However, the truth is that for as long as we’ve been experimenting with electricity our finest minds have been pondering ways to generate it without using up all our available resources or producing masses of waste.

And these aren’t obscure researchers working in some garden shed or university back room either. In fact, with a little bit of research you’ll find that some of the biggest named in the history of science have had a go at this problem.

Albert Einstein

If somebody asked you to picture a scientist in your mind the odds are it would be this guy or Stephen Hawking (crazy hair versus computerised wheelchair is a bit of a toss-up here). Albert Einstein discovered the theory of relativity, the theory of special relativity, the equation E=MC squared, which is literally the only equation half the people reading this can remember. He proved Newton wrong, he postulated that not only that the speed of light would always remain constant, but that when you moved time would actively slow down so that light would be always appear to be moving the same speed relative to you.

Albert Einstein’s theories are the bedrock of modern physics, and fundamental to the way we interpret the universe.

So, what do you think he won his Nobel Prize for?

For his work on the photoelectric effect, which would eventually prove crucial in being efficient solar panels. Part of his breakthrough was in describing light as tiny particles, or photons, instead of as a wave, which is how it had previously been thought of. The attempts to reconcile the differences between light as a wave and light as a particle would eventually open up the entire field of quantum mechanics

Thomas Edison

Thomas Edison is either one of the greatest scientific geniuses in history, or a thieving hack who stole most of his best ideas and was indirectly responsible for screwing up the world in a bunch of ways. He’s credited with the invention of the light bulb, the motion picture, electricity and 1,093 patents.

Of course how much of that credit is deserved is a matter of debate- he famously ripped off the inventor Heinrich Goebel’s widow, and the inventor Joseph Wilson Swan to ensure that the name you saw under “Inventor of the Lightbulb” was Thomas Edison.

However, in 1931 Thomas Edison famously said “I’d put my money on the sun and solar energy. What a source of power! I hope we don’t have to wait until oil and coal run out before we tackle that.”

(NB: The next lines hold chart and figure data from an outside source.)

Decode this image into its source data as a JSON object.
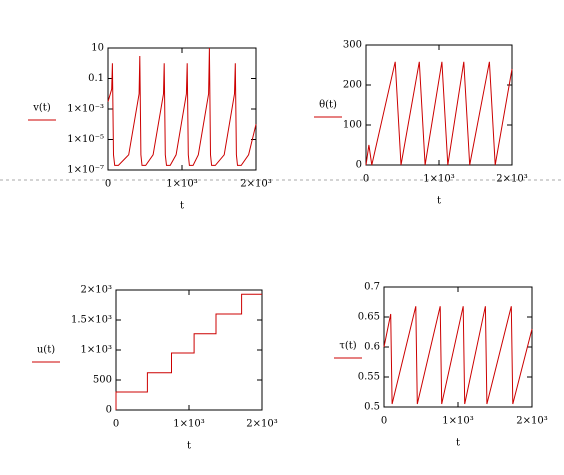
{
  "chart_data": [
    {
      "type": "line",
      "ylabel": "v(t)",
      "xlabel": "t",
      "log_y": true,
      "color": "#cc0000",
      "x": [
        0,
        50,
        60,
        75,
        90,
        140,
        280,
        420,
        430,
        445,
        460,
        510,
        610,
        750,
        760,
        775,
        790,
        840,
        920,
        1060,
        1070,
        1085,
        1100,
        1150,
        1220,
        1360,
        1370,
        1385,
        1400,
        1450,
        1570,
        1710,
        1720,
        1735,
        1750,
        1800,
        1900,
        2000
      ],
      "values": [
        0.003,
        0.02,
        1,
        1e-06,
        2e-07,
        2e-07,
        1e-06,
        0.01,
        3,
        1e-06,
        2e-07,
        2e-07,
        1e-06,
        0.01,
        1,
        1e-06,
        2e-07,
        2e-07,
        1e-06,
        0.01,
        1,
        1e-06,
        2e-07,
        2e-07,
        1e-06,
        0.01,
        10,
        1e-06,
        2e-07,
        2e-07,
        1e-06,
        0.01,
        1,
        1e-06,
        2e-07,
        2e-07,
        1e-06,
        0.0001
      ],
      "xlim": [
        0,
        2000
      ],
      "xticks": [
        0,
        {
          "value": 1000,
          "label": "1×10³"
        },
        {
          "value": 2000,
          "label": "2×10³"
        }
      ],
      "ylim": [
        1e-07,
        10
      ],
      "yticks": [
        10,
        0.1,
        {
          "value": 0.001,
          "label": "1×10⁻³"
        },
        {
          "value": 1e-05,
          "label": "1×10⁻⁵"
        },
        {
          "value": 1e-07,
          "label": "1×10⁻⁷"
        }
      ]
    },
    {
      "type": "line",
      "ylabel": "θ(t)",
      "xlabel": "t",
      "log_y": false,
      "color": "#cc0000",
      "x": [
        0,
        40,
        80,
        400,
        480,
        730,
        810,
        1040,
        1120,
        1340,
        1420,
        1690,
        1770,
        2000
      ],
      "values": [
        0,
        50,
        0,
        258,
        0,
        258,
        0,
        258,
        0,
        258,
        0,
        258,
        0,
        240
      ],
      "xlim": [
        0,
        2000
      ],
      "xticks": [
        0,
        {
          "value": 1000,
          "label": "1×10³"
        },
        {
          "value": 2000,
          "label": "2×10³"
        }
      ],
      "ylim": [
        0,
        300
      ],
      "yticks": [
        0,
        100,
        200,
        300
      ]
    },
    {
      "type": "line",
      "ylabel": "u(t)",
      "xlabel": "t",
      "log_y": false,
      "color": "#cc0000",
      "x": [
        0,
        0,
        430,
        430,
        760,
        760,
        1070,
        1070,
        1370,
        1370,
        1720,
        1720,
        2000
      ],
      "values": [
        0,
        300,
        300,
        620,
        620,
        950,
        950,
        1270,
        1270,
        1600,
        1600,
        1930,
        1930
      ],
      "xlim": [
        0,
        2000
      ],
      "xticks": [
        0,
        {
          "value": 1000,
          "label": "1×10³"
        },
        {
          "value": 2000,
          "label": "2×10³"
        }
      ],
      "ylim": [
        0,
        2000
      ],
      "yticks": [
        0,
        500,
        {
          "value": 1000,
          "label": "1×10³"
        },
        {
          "value": 1500,
          "label": "1.5×10³"
        },
        {
          "value": 2000,
          "label": "2×10³"
        }
      ]
    },
    {
      "type": "line",
      "ylabel": "τ(t)",
      "xlabel": "t",
      "log_y": false,
      "color": "#cc0000",
      "x": [
        0,
        90,
        110,
        430,
        450,
        760,
        780,
        1070,
        1090,
        1370,
        1390,
        1720,
        1740,
        2000
      ],
      "values": [
        0.6,
        0.655,
        0.505,
        0.668,
        0.505,
        0.668,
        0.505,
        0.668,
        0.505,
        0.668,
        0.505,
        0.668,
        0.505,
        0.63
      ],
      "xlim": [
        0,
        2000
      ],
      "xticks": [
        0,
        {
          "value": 1000,
          "label": "1×10³"
        },
        {
          "value": 2000,
          "label": "2×10³"
        }
      ],
      "ylim": [
        0.5,
        0.7
      ],
      "yticks": [
        0.5,
        0.55,
        0.6,
        0.65,
        0.7
      ]
    }
  ]
}
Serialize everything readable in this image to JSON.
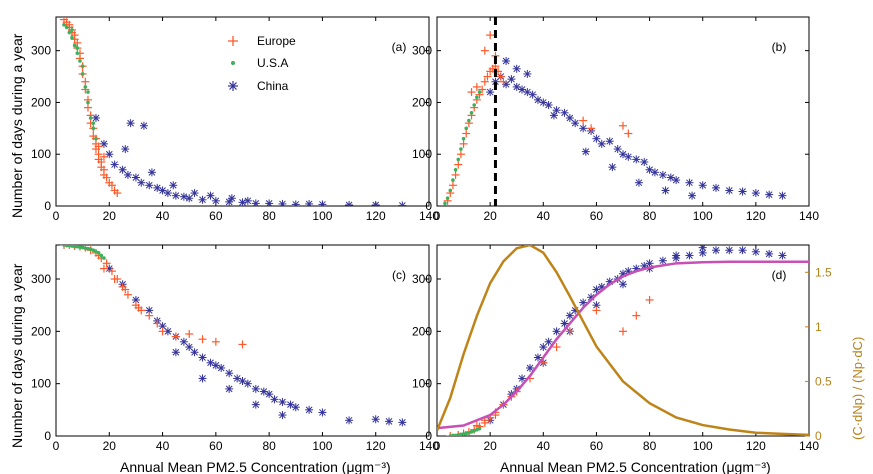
{
  "colors": {
    "europe": "#ff5a2a",
    "usa": "#3cb05a",
    "china": "#33339a",
    "fit": "#c84fb5",
    "deriv": "#bf8418"
  },
  "shared": {
    "xlabel": "Annual Mean PM2.5 Concentration (μgm⁻³)",
    "ylabel": "Number of days during a year",
    "x_ticks": [
      0,
      20,
      40,
      60,
      80,
      100,
      120,
      140
    ],
    "y_ticks": [
      0,
      100,
      200,
      300
    ]
  },
  "legend": {
    "entries": [
      "Europe",
      "U.S.A",
      "China"
    ],
    "placement": "top-center of panel (a)"
  },
  "chart_data": [
    {
      "type": "scatter",
      "panel": "(a)",
      "xlim": [
        0,
        140
      ],
      "ylim": [
        0,
        365
      ],
      "series": [
        {
          "name": "Europe",
          "marker": "plus",
          "x": [
            3,
            4,
            5,
            5,
            6,
            6,
            7,
            7,
            8,
            8,
            9,
            9,
            10,
            10,
            11,
            11,
            12,
            12,
            13,
            13,
            14,
            14,
            15,
            15,
            16,
            16,
            17,
            17,
            18,
            18,
            19,
            20,
            21,
            22,
            23,
            15,
            16,
            18
          ],
          "y": [
            360,
            355,
            350,
            345,
            340,
            335,
            330,
            322,
            315,
            305,
            295,
            285,
            270,
            255,
            240,
            225,
            205,
            190,
            175,
            160,
            150,
            135,
            120,
            110,
            100,
            90,
            85,
            75,
            70,
            60,
            55,
            45,
            40,
            30,
            25,
            130,
            115,
            95
          ]
        },
        {
          "name": "U.S.A",
          "marker": "dot",
          "x": [
            3,
            4,
            5,
            6,
            7,
            8,
            9,
            10,
            11,
            12,
            13,
            14,
            15,
            6,
            8,
            10,
            12,
            14
          ],
          "y": [
            350,
            345,
            335,
            325,
            310,
            295,
            280,
            255,
            230,
            200,
            170,
            150,
            130,
            340,
            305,
            270,
            220,
            160
          ]
        },
        {
          "name": "China",
          "marker": "asterisk",
          "x": [
            15,
            18,
            20,
            22,
            25,
            27,
            30,
            32,
            35,
            38,
            40,
            42,
            45,
            48,
            50,
            55,
            60,
            65,
            70,
            75,
            80,
            85,
            90,
            100,
            110,
            120,
            130,
            28,
            33,
            26,
            36,
            44,
            52,
            58,
            66,
            72,
            95
          ],
          "y": [
            170,
            120,
            100,
            80,
            70,
            60,
            55,
            45,
            40,
            35,
            30,
            25,
            20,
            18,
            15,
            12,
            10,
            8,
            7,
            5,
            5,
            4,
            3,
            3,
            2,
            2,
            1,
            160,
            155,
            110,
            65,
            40,
            25,
            20,
            15,
            10,
            4
          ]
        }
      ]
    },
    {
      "type": "scatter",
      "panel": "(b)",
      "xlim": [
        0,
        140
      ],
      "ylim": [
        0,
        365
      ],
      "vline_x": 22,
      "series": [
        {
          "name": "Europe",
          "marker": "plus",
          "x": [
            4,
            5,
            6,
            7,
            8,
            9,
            10,
            11,
            12,
            13,
            14,
            15,
            16,
            17,
            18,
            19,
            20,
            21,
            22,
            23,
            24,
            18,
            20,
            22,
            15,
            13,
            25,
            55,
            58,
            70,
            72
          ],
          "y": [
            10,
            25,
            40,
            60,
            80,
            100,
            120,
            140,
            160,
            175,
            190,
            205,
            215,
            225,
            240,
            250,
            260,
            265,
            270,
            260,
            250,
            300,
            330,
            290,
            230,
            220,
            240,
            165,
            150,
            155,
            140
          ]
        },
        {
          "name": "U.S.A",
          "marker": "dot",
          "x": [
            3,
            4,
            5,
            6,
            7,
            8,
            9,
            10,
            11,
            12,
            13,
            14,
            15,
            16
          ],
          "y": [
            5,
            15,
            30,
            50,
            70,
            90,
            110,
            130,
            150,
            165,
            180,
            195,
            210,
            220
          ]
        },
        {
          "name": "China",
          "marker": "asterisk",
          "x": [
            20,
            22,
            24,
            26,
            28,
            30,
            32,
            34,
            36,
            38,
            40,
            42,
            45,
            48,
            50,
            52,
            55,
            58,
            60,
            62,
            65,
            68,
            70,
            72,
            75,
            78,
            80,
            82,
            85,
            88,
            90,
            95,
            100,
            105,
            110,
            115,
            120,
            125,
            130,
            26,
            30,
            34,
            44,
            56,
            66,
            76,
            86,
            96
          ],
          "y": [
            220,
            240,
            250,
            235,
            245,
            230,
            225,
            220,
            215,
            205,
            200,
            195,
            185,
            180,
            170,
            160,
            150,
            145,
            130,
            120,
            125,
            110,
            100,
            95,
            90,
            85,
            70,
            65,
            60,
            55,
            50,
            45,
            40,
            35,
            30,
            28,
            25,
            22,
            20,
            280,
            265,
            255,
            175,
            105,
            75,
            45,
            30,
            20
          ]
        }
      ]
    },
    {
      "type": "scatter",
      "panel": "(c)",
      "xlim": [
        0,
        140
      ],
      "ylim": [
        0,
        365
      ],
      "series": [
        {
          "name": "Europe",
          "marker": "plus",
          "x": [
            3,
            5,
            7,
            9,
            11,
            13,
            15,
            17,
            19,
            21,
            23,
            25,
            27,
            30,
            32,
            35,
            38,
            40,
            45,
            50,
            55,
            60,
            70,
            18,
            22,
            26,
            31,
            16
          ],
          "y": [
            365,
            365,
            363,
            362,
            360,
            355,
            350,
            340,
            330,
            315,
            300,
            285,
            270,
            250,
            240,
            230,
            215,
            200,
            190,
            195,
            185,
            180,
            175,
            320,
            300,
            280,
            245,
            345
          ]
        },
        {
          "name": "U.S.A",
          "marker": "dot",
          "x": [
            3,
            4,
            5,
            6,
            7,
            8,
            9,
            10,
            11,
            12,
            13,
            14,
            15,
            16,
            17,
            18
          ],
          "y": [
            365,
            364,
            364,
            363,
            362,
            362,
            361,
            360,
            359,
            358,
            357,
            355,
            352,
            350,
            345,
            340
          ]
        },
        {
          "name": "China",
          "marker": "asterisk",
          "x": [
            20,
            25,
            30,
            35,
            38,
            40,
            42,
            45,
            48,
            50,
            52,
            55,
            58,
            60,
            62,
            65,
            68,
            70,
            72,
            75,
            78,
            80,
            82,
            85,
            88,
            90,
            95,
            100,
            110,
            120,
            125,
            130,
            45,
            55,
            65,
            75,
            85
          ],
          "y": [
            320,
            290,
            260,
            240,
            220,
            210,
            200,
            190,
            180,
            170,
            160,
            150,
            140,
            135,
            130,
            120,
            110,
            105,
            100,
            90,
            85,
            80,
            70,
            65,
            60,
            55,
            50,
            45,
            30,
            32,
            28,
            26,
            160,
            110,
            90,
            60,
            40
          ]
        }
      ]
    },
    {
      "type": "scatter",
      "panel": "(d)",
      "xlim": [
        0,
        140
      ],
      "ylim": [
        0,
        365
      ],
      "y2lim": [
        0,
        1.75
      ],
      "y2label": "(C·dNp) / (Np·dC)",
      "y2_ticks": [
        0,
        0.5,
        1,
        1.5
      ],
      "series": [
        {
          "name": "Europe",
          "marker": "plus",
          "x": [
            5,
            8,
            10,
            12,
            14,
            16,
            18,
            20,
            22,
            25,
            28,
            30,
            35,
            40,
            45,
            50,
            60,
            70,
            75,
            80,
            15,
            18,
            22
          ],
          "y": [
            0,
            2,
            5,
            8,
            12,
            18,
            25,
            35,
            45,
            60,
            75,
            85,
            110,
            140,
            170,
            200,
            240,
            200,
            230,
            260,
            20,
            30,
            40
          ]
        },
        {
          "name": "U.S.A",
          "marker": "dot",
          "x": [
            5,
            6,
            7,
            8,
            9,
            10,
            11,
            12,
            13,
            14,
            15,
            16
          ],
          "y": [
            0,
            1,
            1,
            2,
            3,
            4,
            5,
            6,
            8,
            10,
            12,
            14
          ]
        },
        {
          "name": "China",
          "marker": "asterisk",
          "x": [
            20,
            25,
            28,
            30,
            32,
            35,
            38,
            40,
            42,
            45,
            48,
            50,
            52,
            55,
            58,
            60,
            62,
            65,
            68,
            70,
            72,
            75,
            78,
            80,
            85,
            90,
            95,
            100,
            105,
            110,
            115,
            120,
            125,
            130,
            40,
            50,
            60,
            70,
            80,
            90,
            100
          ],
          "y": [
            30,
            60,
            80,
            90,
            110,
            130,
            150,
            170,
            180,
            200,
            215,
            230,
            240,
            255,
            265,
            280,
            285,
            295,
            300,
            310,
            315,
            320,
            325,
            330,
            335,
            340,
            345,
            350,
            355,
            355,
            355,
            352,
            348,
            345,
            140,
            200,
            250,
            290,
            320,
            345,
            360
          ]
        }
      ],
      "fit_curve": {
        "x": [
          0,
          10,
          20,
          25,
          30,
          35,
          40,
          45,
          50,
          55,
          60,
          65,
          70,
          75,
          80,
          90,
          100,
          110,
          120,
          130,
          140
        ],
        "y": [
          15,
          20,
          40,
          60,
          85,
          115,
          150,
          185,
          215,
          245,
          270,
          290,
          305,
          315,
          322,
          330,
          332,
          333,
          333,
          333,
          333
        ]
      },
      "deriv_curve": {
        "x": [
          0,
          5,
          10,
          15,
          20,
          25,
          30,
          35,
          40,
          45,
          50,
          55,
          60,
          70,
          80,
          90,
          100,
          110,
          120,
          130,
          140
        ],
        "y": [
          0.05,
          0.35,
          0.75,
          1.1,
          1.4,
          1.6,
          1.72,
          1.75,
          1.68,
          1.5,
          1.28,
          1.05,
          0.82,
          0.5,
          0.3,
          0.17,
          0.1,
          0.06,
          0.03,
          0.02,
          0.01
        ]
      }
    }
  ]
}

Anyone who knows anything about Thomas Edison will then immediately ask, “Who is he stealing the idea from?”

Nikola Tesla

Few people in this life can be said to genuinely have a nemesis. You might not get on with your boss, Phil from IT, or your boyfriend’s mum, but on the whole these are people that we go through life simply avoiding. Few of us ever get our own personal Moriarty, a villainous counterpart who is obsessed with our downfall as much as we are with theirs. Sure, Diane from accounting is terrible, but would you actually hurl yourself off a waterfall just to kill her?

Well, Thomas Edison had a nemesis, and his name was Nikola Tesla. If history had any sense of occasion, the two would have died in a duel atop a volcano, fighting with Tesla Sabres (Like light-sabers, but with lightening instead of light).

Nikola Tesla is perhaps the closest thing we have to Geek Jesus. He is most famous for creating giant, lightening spewing towers called Tesla Coils. The guy is rumoured to have design death rays, earthquake machines and other contraptions which he liked to test out on Mark Twain.

One of Tesla’s foresights was the discover of Alternating Current, the basis for our entire electrical infrastructure. This is what caused his long-standing rivalry with Edison, who had already invested millions in the less effective Direct Current.

However, another of Tesla’s insights, while Edison was still running around talking about the wonders of coal and oil, was to write in Century Magazine in 1900: “Whatever our resources of primary energy may be in the future, we must, to be rational, obtain it without consumption of any material.” 31 years before Edison would be heralded a visionary for saying the exact same thing.

He advocated the use of windpower, solar power or, his personal favourite, geothermal energy plants. His designs for a floating geothermal energy plant were published in the New York Times shortly before Edison suggested that renewable energy might be a good thing, but by then it was widely considered that we’d have enough oil for everything for ever.

Only now are offshore wind, solar panels and nuclear power being considered as realistic options.